In the run up to and during the rising itself, Connolly made political concessions to the forces of nationalism he was fighting alongside, setting aside some of the ideas and methods he had so carefully developed during decades of revolutionary activity.
This was reflected in the ‘Proclamation’ he put his name to, which, notwithstanding its positive sentiments, is a nationalist document.
Having decided to participate in the rising, it would have been better if Connolly had put out a clear, separate, socialist document that outlined his vision of a “Workers’ Republic”, where society’s wealth and resources would be under the democratic ownership and control of the working class.
The tremendous courage and self-sacrifice displayed by Connolly, and indeed the others who fought in the rising, cannot be disputed. However, the prematurity of the rising can be seen by looking at events that followed it.
In the opening chapter of his celebrated work ‘Labour in Irish History’, Connolly had written that: “Revolutions are never the by-products of our minds but of ripe material conditions”.

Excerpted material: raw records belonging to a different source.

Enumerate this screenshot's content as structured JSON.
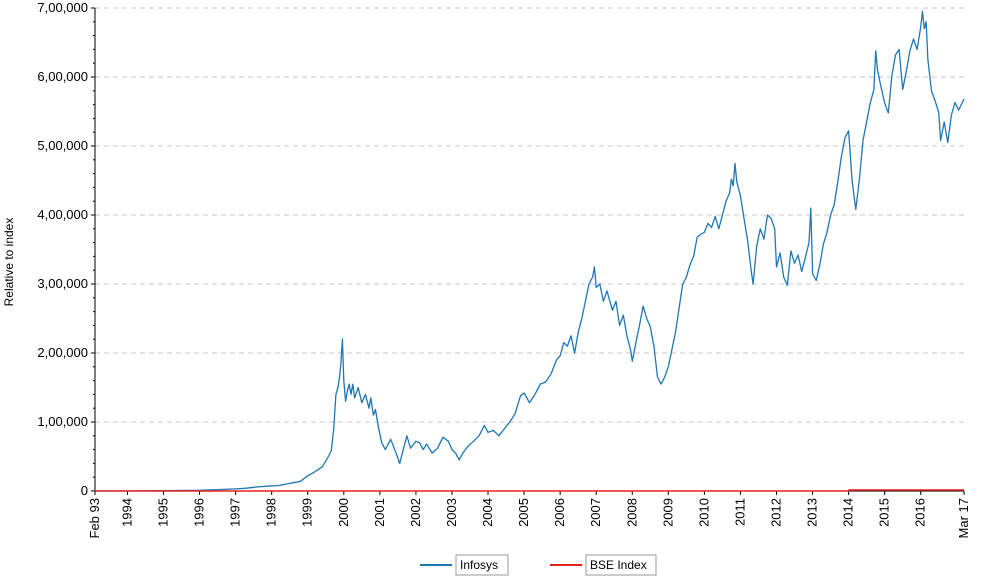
{
  "chart_data": {
    "type": "line",
    "ylabel": "Relative to index",
    "xlabel": "",
    "ylim": [
      0,
      700000
    ],
    "yticks": [
      {
        "value": 0,
        "label": "0"
      },
      {
        "value": 100000,
        "label": "1,00,000"
      },
      {
        "value": 200000,
        "label": "2,00,000"
      },
      {
        "value": 300000,
        "label": "3,00,000"
      },
      {
        "value": 400000,
        "label": "4,00,000"
      },
      {
        "value": 500000,
        "label": "5,00,000"
      },
      {
        "value": 600000,
        "label": "6,00,000"
      },
      {
        "value": 700000,
        "label": "7,00,000"
      }
    ],
    "xrange": [
      1993.1,
      2017.2
    ],
    "xticks": [
      {
        "value": 1993.1,
        "label": "Feb 93"
      },
      {
        "value": 1994.0,
        "label": "1994"
      },
      {
        "value": 1995.0,
        "label": "1995"
      },
      {
        "value": 1996.0,
        "label": "1996"
      },
      {
        "value": 1997.0,
        "label": "1997"
      },
      {
        "value": 1998.0,
        "label": "1998"
      },
      {
        "value": 1999.0,
        "label": "1999"
      },
      {
        "value": 2000.0,
        "label": "2000"
      },
      {
        "value": 2001.0,
        "label": "2001"
      },
      {
        "value": 2002.0,
        "label": "2002"
      },
      {
        "value": 2003.0,
        "label": "2003"
      },
      {
        "value": 2004.0,
        "label": "2004"
      },
      {
        "value": 2005.0,
        "label": "2005"
      },
      {
        "value": 2006.0,
        "label": "2006"
      },
      {
        "value": 2007.0,
        "label": "2007"
      },
      {
        "value": 2008.0,
        "label": "2008"
      },
      {
        "value": 2009.0,
        "label": "2009"
      },
      {
        "value": 2010.0,
        "label": "2010"
      },
      {
        "value": 2011.0,
        "label": "2011"
      },
      {
        "value": 2012.0,
        "label": "2012"
      },
      {
        "value": 2013.0,
        "label": "2013"
      },
      {
        "value": 2014.0,
        "label": "2014"
      },
      {
        "value": 2015.0,
        "label": "2015"
      },
      {
        "value": 2016.0,
        "label": "2016"
      },
      {
        "value": 2017.2,
        "label": "Mar 17"
      }
    ],
    "grid": true,
    "legend_position": "bottom",
    "series": [
      {
        "name": "Infosys",
        "color": "#1f77b4",
        "points": [
          [
            1993.1,
            0
          ],
          [
            1994.0,
            200
          ],
          [
            1995.0,
            500
          ],
          [
            1996.0,
            1000
          ],
          [
            1996.5,
            2000
          ],
          [
            1997.0,
            3000
          ],
          [
            1997.3,
            4000
          ],
          [
            1997.6,
            6000
          ],
          [
            1997.9,
            7000
          ],
          [
            1998.2,
            8000
          ],
          [
            1998.5,
            11000
          ],
          [
            1998.8,
            14000
          ],
          [
            1999.0,
            22000
          ],
          [
            1999.2,
            28000
          ],
          [
            1999.4,
            35000
          ],
          [
            1999.55,
            48000
          ],
          [
            1999.65,
            58000
          ],
          [
            1999.72,
            90000
          ],
          [
            1999.78,
            140000
          ],
          [
            1999.84,
            150000
          ],
          [
            1999.88,
            165000
          ],
          [
            1999.92,
            185000
          ],
          [
            1999.96,
            220000
          ],
          [
            2000.0,
            160000
          ],
          [
            2000.05,
            130000
          ],
          [
            2000.1,
            145000
          ],
          [
            2000.15,
            155000
          ],
          [
            2000.2,
            140000
          ],
          [
            2000.25,
            155000
          ],
          [
            2000.3,
            135000
          ],
          [
            2000.4,
            150000
          ],
          [
            2000.5,
            128000
          ],
          [
            2000.6,
            140000
          ],
          [
            2000.7,
            120000
          ],
          [
            2000.75,
            135000
          ],
          [
            2000.82,
            110000
          ],
          [
            2000.88,
            118000
          ],
          [
            2000.95,
            95000
          ],
          [
            2001.05,
            70000
          ],
          [
            2001.15,
            60000
          ],
          [
            2001.3,
            75000
          ],
          [
            2001.45,
            55000
          ],
          [
            2001.55,
            40000
          ],
          [
            2001.65,
            60000
          ],
          [
            2001.75,
            80000
          ],
          [
            2001.85,
            62000
          ],
          [
            2002.0,
            72000
          ],
          [
            2002.1,
            70000
          ],
          [
            2002.2,
            60000
          ],
          [
            2002.3,
            68000
          ],
          [
            2002.45,
            55000
          ],
          [
            2002.6,
            62000
          ],
          [
            2002.75,
            78000
          ],
          [
            2002.9,
            72000
          ],
          [
            2003.0,
            60000
          ],
          [
            2003.1,
            55000
          ],
          [
            2003.2,
            45000
          ],
          [
            2003.3,
            55000
          ],
          [
            2003.45,
            65000
          ],
          [
            2003.6,
            72000
          ],
          [
            2003.75,
            80000
          ],
          [
            2003.9,
            95000
          ],
          [
            2004.0,
            85000
          ],
          [
            2004.15,
            88000
          ],
          [
            2004.3,
            80000
          ],
          [
            2004.45,
            90000
          ],
          [
            2004.6,
            100000
          ],
          [
            2004.75,
            112000
          ],
          [
            2004.9,
            138000
          ],
          [
            2005.0,
            142000
          ],
          [
            2005.15,
            128000
          ],
          [
            2005.3,
            140000
          ],
          [
            2005.45,
            155000
          ],
          [
            2005.6,
            158000
          ],
          [
            2005.75,
            170000
          ],
          [
            2005.9,
            190000
          ],
          [
            2006.0,
            196000
          ],
          [
            2006.1,
            215000
          ],
          [
            2006.2,
            210000
          ],
          [
            2006.3,
            225000
          ],
          [
            2006.4,
            200000
          ],
          [
            2006.5,
            230000
          ],
          [
            2006.6,
            250000
          ],
          [
            2006.7,
            275000
          ],
          [
            2006.8,
            300000
          ],
          [
            2006.9,
            310000
          ],
          [
            2006.95,
            325000
          ],
          [
            2007.0,
            295000
          ],
          [
            2007.1,
            300000
          ],
          [
            2007.2,
            275000
          ],
          [
            2007.3,
            290000
          ],
          [
            2007.45,
            262000
          ],
          [
            2007.55,
            275000
          ],
          [
            2007.65,
            240000
          ],
          [
            2007.75,
            255000
          ],
          [
            2007.85,
            225000
          ],
          [
            2007.95,
            205000
          ],
          [
            2008.0,
            188000
          ],
          [
            2008.1,
            215000
          ],
          [
            2008.2,
            240000
          ],
          [
            2008.3,
            268000
          ],
          [
            2008.4,
            250000
          ],
          [
            2008.5,
            238000
          ],
          [
            2008.6,
            210000
          ],
          [
            2008.7,
            165000
          ],
          [
            2008.8,
            155000
          ],
          [
            2008.9,
            165000
          ],
          [
            2009.0,
            180000
          ],
          [
            2009.1,
            205000
          ],
          [
            2009.2,
            230000
          ],
          [
            2009.3,
            265000
          ],
          [
            2009.4,
            300000
          ],
          [
            2009.5,
            310000
          ],
          [
            2009.6,
            328000
          ],
          [
            2009.7,
            340000
          ],
          [
            2009.8,
            368000
          ],
          [
            2009.9,
            372000
          ],
          [
            2010.0,
            375000
          ],
          [
            2010.1,
            388000
          ],
          [
            2010.2,
            382000
          ],
          [
            2010.3,
            398000
          ],
          [
            2010.4,
            380000
          ],
          [
            2010.5,
            400000
          ],
          [
            2010.6,
            420000
          ],
          [
            2010.7,
            432000
          ],
          [
            2010.75,
            452000
          ],
          [
            2010.8,
            442000
          ],
          [
            2010.85,
            475000
          ],
          [
            2010.9,
            448000
          ],
          [
            2011.0,
            428000
          ],
          [
            2011.1,
            395000
          ],
          [
            2011.2,
            362000
          ],
          [
            2011.3,
            318000
          ],
          [
            2011.35,
            300000
          ],
          [
            2011.45,
            355000
          ],
          [
            2011.55,
            380000
          ],
          [
            2011.65,
            365000
          ],
          [
            2011.75,
            400000
          ],
          [
            2011.85,
            395000
          ],
          [
            2011.95,
            380000
          ],
          [
            2012.0,
            325000
          ],
          [
            2012.1,
            345000
          ],
          [
            2012.2,
            310000
          ],
          [
            2012.3,
            298000
          ],
          [
            2012.4,
            348000
          ],
          [
            2012.5,
            330000
          ],
          [
            2012.6,
            342000
          ],
          [
            2012.7,
            318000
          ],
          [
            2012.8,
            338000
          ],
          [
            2012.9,
            360000
          ],
          [
            2012.95,
            410000
          ],
          [
            2013.0,
            315000
          ],
          [
            2013.1,
            305000
          ],
          [
            2013.2,
            328000
          ],
          [
            2013.3,
            358000
          ],
          [
            2013.4,
            375000
          ],
          [
            2013.5,
            400000
          ],
          [
            2013.6,
            415000
          ],
          [
            2013.7,
            448000
          ],
          [
            2013.8,
            485000
          ],
          [
            2013.9,
            512000
          ],
          [
            2014.0,
            522000
          ],
          [
            2014.1,
            448000
          ],
          [
            2014.2,
            408000
          ],
          [
            2014.3,
            452000
          ],
          [
            2014.4,
            508000
          ],
          [
            2014.5,
            535000
          ],
          [
            2014.6,
            562000
          ],
          [
            2014.7,
            582000
          ],
          [
            2014.75,
            638000
          ],
          [
            2014.8,
            610000
          ],
          [
            2014.9,
            585000
          ],
          [
            2015.0,
            562000
          ],
          [
            2015.1,
            548000
          ],
          [
            2015.2,
            602000
          ],
          [
            2015.3,
            632000
          ],
          [
            2015.4,
            640000
          ],
          [
            2015.5,
            582000
          ],
          [
            2015.6,
            608000
          ],
          [
            2015.7,
            638000
          ],
          [
            2015.8,
            655000
          ],
          [
            2015.9,
            640000
          ],
          [
            2016.0,
            672000
          ],
          [
            2016.05,
            695000
          ],
          [
            2016.1,
            670000
          ],
          [
            2016.15,
            680000
          ],
          [
            2016.2,
            625000
          ],
          [
            2016.3,
            580000
          ],
          [
            2016.4,
            565000
          ],
          [
            2016.5,
            548000
          ],
          [
            2016.55,
            508000
          ],
          [
            2016.65,
            535000
          ],
          [
            2016.75,
            505000
          ],
          [
            2016.85,
            545000
          ],
          [
            2016.95,
            563000
          ],
          [
            2017.05,
            552000
          ],
          [
            2017.2,
            568000
          ]
        ]
      },
      {
        "name": "BSE Index",
        "color": "#e8201e",
        "points": [
          [
            1993.1,
            0
          ],
          [
            2014.0,
            0
          ],
          [
            2014.01,
            1500
          ],
          [
            2017.2,
            1500
          ]
        ]
      }
    ]
  }
}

While the “material conditions” for a socialist revolution against British and Irish capitalism had not developed by 1916, the impact of national and international events in the period following 1917 made such a revolution a real possibility.
The outbreak of the Russian Revolution and the revolutionary wave that swept Europe had a deeply radicalising effect on the working class on the island.
This radicalisation had an effect not only on the South, where opposition to British imperialism began to harden in the aftermath of the rising, but also among Protestant and Catholic workers in the North. This resulted in a whole series of local and national general strikes. “Soviets” – democratic workers’ councils – were proclaimed. And, in some cases, strikers and workers took control of cities, such as Belfast and Limerick. A pro-socialist outlook developed within society.
The absence of a revolutionary socialist leadership, which could have united the working class and these movements in the struggle for socialist change, meant that the revolution of this period gave way to the counterrevolution of the partition of the island.
Tragically, Connolly did not live to see these events and therefore play the necessary role in building such a leadership.
Contrary to the mythology purported by today’s political establishment and mainstream historians, the “revolutionary period” of 1916 to 1922 did not give way to a positive outcome for working class people. What was created were two oppressive, sectarian states that failed to deliver for the needs of working class people, and still do to this day.
It is for these reasons that we must learn from the past, and strive to construct a socialist movement that can deliver the real change that working class people need.